The research and advisory firm Celent has released a new report cautioning wealth management professionals to be careful about using personal information, recent location and analytical data in their communications with clients that could strike them as “creepy.”

The report, entitled, “Don't Be Creepy: Analytics and the Client Experience” is written by Isabella Fonseca, a research director with Celent's Wealth Management practice.

In the report, Celent focuses on three hypothetical messages that the firm tested with survey participants in the United States and the United Kingdom and how they fared with customers, leveraging personal data and analytics. The results indicated that most people don't like receiving messages that implied firms had gotten access to their location or transaction data.

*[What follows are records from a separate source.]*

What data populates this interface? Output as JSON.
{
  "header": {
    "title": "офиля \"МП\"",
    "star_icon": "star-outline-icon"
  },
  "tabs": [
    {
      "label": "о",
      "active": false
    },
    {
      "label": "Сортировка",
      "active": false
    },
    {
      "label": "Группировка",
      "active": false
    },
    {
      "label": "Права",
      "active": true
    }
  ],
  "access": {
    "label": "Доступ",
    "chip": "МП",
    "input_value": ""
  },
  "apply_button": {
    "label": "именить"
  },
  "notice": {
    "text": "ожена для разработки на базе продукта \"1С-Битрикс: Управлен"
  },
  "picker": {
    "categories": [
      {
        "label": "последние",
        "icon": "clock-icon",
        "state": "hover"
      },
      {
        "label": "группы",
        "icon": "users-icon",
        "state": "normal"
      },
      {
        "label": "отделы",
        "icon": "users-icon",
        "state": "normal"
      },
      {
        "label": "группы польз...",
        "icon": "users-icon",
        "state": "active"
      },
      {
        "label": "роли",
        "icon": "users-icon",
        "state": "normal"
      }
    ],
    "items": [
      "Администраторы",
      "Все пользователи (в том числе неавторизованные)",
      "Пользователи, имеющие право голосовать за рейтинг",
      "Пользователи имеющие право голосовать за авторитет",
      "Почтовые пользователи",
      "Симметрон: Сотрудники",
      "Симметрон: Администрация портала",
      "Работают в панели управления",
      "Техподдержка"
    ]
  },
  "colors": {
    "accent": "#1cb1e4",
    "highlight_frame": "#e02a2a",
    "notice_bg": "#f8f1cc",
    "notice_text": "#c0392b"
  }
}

Participants were asked to rate each message on a scale of 1 to 7, with 1 meaning that the participant would hate to receive it and 7 signifying that the participant would love to receive it. The messages were:

• Investing vs. Values: “Recent news stories suggest that one or more of your investments is not in line with your personal values - please call us to discuss (i.e., not meeting green objectives, testing on animals, involved in war, etc.).”

• Location Authorization: “We noted you have checked in at a location outside the country, so we have pre-authorized your cards and accounts for use there.”   

• Location Purchase: “The item you just purchased is available for 10 percent less at a short distance from your current location, click here for more details.”

Celent pointed out that many wealth managers are increasing their investments in analytics, but at the same time they need to address issues of customer privacy. It recommends they understand the customer characteristics that are likely to produce positive or negative reactions to messages.

"Based on the data found in the survey, wealth managers are left with a number of lessons,” said Fonseca in a statement. “First, the findings show the importance of segmentation. Segmentation drives the need for analytics, while analytics drives ever more sophisticated segmentation strategies. The ultimate goal of analytics is to arrive at a segmentation of one. But that will be an iterative process, fraught with trial and error. This means that analytics and data management systems must be tightly integrated with CRM systems so that advisors, marketing teams, and product teams can create the necessary segmentation models to truly utilize the data they are receiving. It also means that wealth managers need to determine whether they are utilizing customer analytics for service improvements, product improvements, or both."

Celent found that the age of the person surveyed negatively correlated with their attitude toward the message (that is, the older the survey respondent, the less the respondent liked the message). That finding held across all the messages tested. Conversely, presence in a loyalty program corresponded with a more positive reaction to the messages. Respondents in the U.S. were also more likely to respond well to the Investing vs. Values message.